Please note: This may not always apply during unplanned outages, such as those related to weather or damage to the
electricity system. In these instances, all resources are allocated to restoring power as quickly and safely as
possible. If you don’t hear from us, please contact us if you have questions or concerns.
Prepare for Power Outages in Advance
It is always a good idea to be prepared in case a power outage occurs. Here is how you can be prepared.
- Emergency kit: Keep the following in a convenient place: flashlights with extra batteries, matches, candles with holders, a battery powered or windup radio, and extra fuses for your electricity panel.
- Life support equipment: People dependent upon life support equipment should always have a backup power supply available and have it checked and tested regularly. Arrangements should also be made with a family member or friend for transportation to a hospital where emergency power is available.
- Water and food: Store several clean containers with water for drinking if your water supply is dependent on electricity. If there is a danger of freezing, drain water lines and water beds, and put non-toxic antifreeze in the toilet, sink traps and floor drains. Keep non-perishable food items and a can opener in a convenient place. Do not open the refrigerator or freezer unless it is necessary.
- Lighting and heating: Use candles for room lighting and flashlights for moving around. Never leave small children or pets alone in a room with a lit candle. Keep doors and drapes closed. If you have a wood stove or fireplace, light it before the house cools down. Don’t use camp stoves, barbecues or kerosene heaters indoors because they produce poisonous fumes.
- Portable or back-up generators: Do not plug a portable generator into the wiring system of a home or building. This action could result in serious injury to utility workers. Plug individual appliances directly into the portable generator.
When a Power Outage Occurs
- Check lights in your home to see if they are working, and check to see if your neighbours have power. If others still have power, it may be a tripped breaker or a blown fuse that has caused the outage.
- If there are no lights on in the neighbourhood, call Newfoundland Power’s outage reporting service (1-800-474-5711) to receive outage information, or to report an outage, downed wires, trees or broken poles.

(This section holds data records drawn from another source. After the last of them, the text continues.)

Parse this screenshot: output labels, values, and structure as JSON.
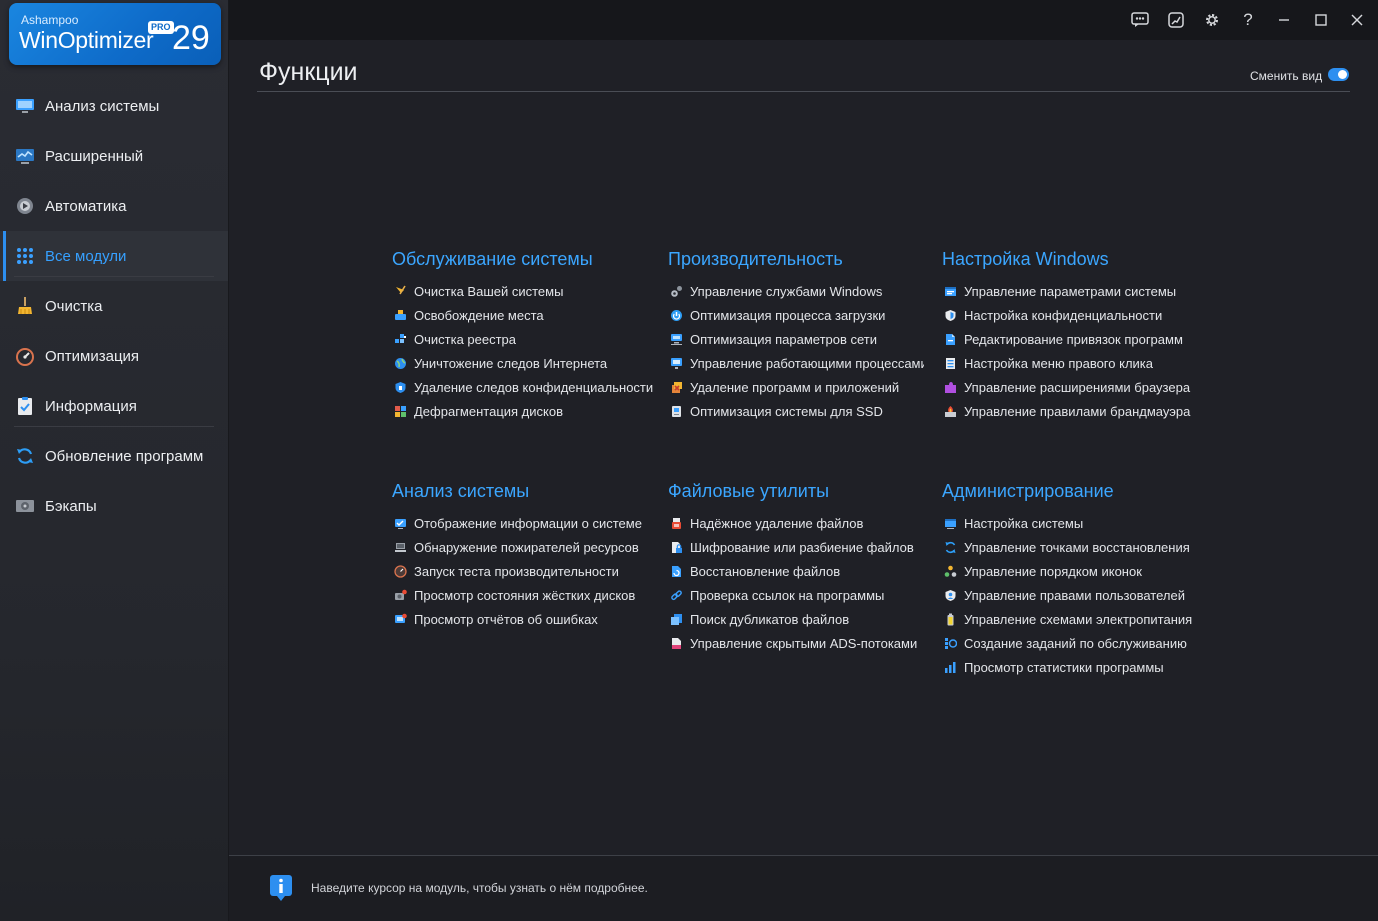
{
  "logo": {
    "brand": "Ashampoo",
    "product": "WinOptimizer",
    "version": "29",
    "edition": "PRO"
  },
  "sidebar": {
    "items": [
      {
        "label": "Анализ системы",
        "icon": "monitor-icon"
      },
      {
        "label": "Расширенный",
        "icon": "chart-monitor-icon"
      },
      {
        "label": "Автоматика",
        "icon": "play-gear-icon"
      },
      {
        "label": "Все модули",
        "icon": "grid-icon",
        "active": true
      },
      {
        "label": "Очистка",
        "icon": "broom-icon"
      },
      {
        "label": "Оптимизация",
        "icon": "speedometer-icon"
      },
      {
        "label": "Информация",
        "icon": "clipboard-check-icon"
      },
      {
        "label": "Обновление программ",
        "icon": "refresh-icon"
      },
      {
        "label": "Бэкапы",
        "icon": "drive-icon"
      }
    ]
  },
  "titlebar": {
    "buttons": [
      "feedback-icon",
      "graph-icon",
      "settings-icon",
      "help-icon",
      "minimize-icon",
      "maximize-icon",
      "close-icon"
    ],
    "help_label": "?"
  },
  "main": {
    "title": "Функции",
    "toggle_label": "Сменить вид",
    "groups": [
      {
        "title": "Обслуживание системы",
        "items": [
          "Очистка Вашей системы",
          "Освобождение места",
          "Очистка реестра",
          "Уничтожение следов Интернета",
          "Удаление следов конфиденциальности",
          "Дефрагментация дисков"
        ]
      },
      {
        "title": "Производительность",
        "items": [
          "Управление службами Windows",
          "Оптимизация процесса загрузки",
          "Оптимизация параметров сети",
          "Управление работающими процессами",
          "Удаление программ и приложений",
          "Оптимизация системы для SSD"
        ]
      },
      {
        "title": "Настройка Windows",
        "items": [
          "Управление параметрами системы",
          "Настройка конфиденциальности",
          "Редактирование привязок программ",
          "Настройка меню правого клика",
          "Управление расширениями браузера",
          "Управление правилами брандмауэра"
        ]
      },
      {
        "title": "Анализ системы",
        "items": [
          "Отображение информации о системе",
          "Обнаружение пожирателей ресурсов",
          "Запуск теста производительности",
          "Просмотр состояния жёстких дисков",
          "Просмотр отчётов об ошибках"
        ]
      },
      {
        "title": "Файловые утилиты",
        "items": [
          "Надёжное удаление файлов",
          "Шифрование или разбиение файлов",
          "Восстановление файлов",
          "Проверка ссылок на программы",
          "Поиск дубликатов файлов",
          "Управление скрытыми ADS-потоками"
        ]
      },
      {
        "title": "Администрирование",
        "items": [
          "Настройка системы",
          "Управление точками восстановления",
          "Управление порядком иконок",
          "Управление правами пользователей",
          "Управление схемами электропитания",
          "Создание заданий по обслуживанию",
          "Просмотр статистики программы"
        ]
      }
    ]
  },
  "footer": {
    "hint": "Наведите курсор на модуль, чтобы узнать о нём подробнее."
  },
  "colors": {
    "accent": "#2d8ff0",
    "heading": "#3ba6ff",
    "background": "#1f2026",
    "sidebar": "#2a2c33"
  }
}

- To avoid damage to your appliances and equipment, and to reduce the load on the electricity system when power is restored, we recommend you:
- unplug all electronic equipment and appliances such as TVs, computers, microwaves and stereo equipment;
- turn off your range, washer, dryer and water heater;
- turn your thermostats to the lowest setting or switch them off; and
- keep only one light on to let you know when power has been restored.
- If your basement floods, don't enter unless you're sure the water is not in contact with a source of electricity such as an appliance or heater, electrical outlet or extension cord. Call an electrician to disconnect the power before entering if you are unsure. Never touch a circuit breaker with wet hands or while standing on a wet floor.
- Turn on your battery powered radio to get information about the outage.
When Power is Restored
- Wait 15 minutes before turning up thermostats. For individually controlled heaters, turn them on one at a time over a 30- to 60-minute period.
- Turn off any standby heating.
- Wait at least 15 minutes before turning on your electronic equipment and appliances.
- To get rid of any antifreeze that you used during the outage flush toilets, sinks and floor drains.
- If flooding occurred, have an electrician check your electricity system before turning the power back on.
- Restock any emergency supplies used during the outage.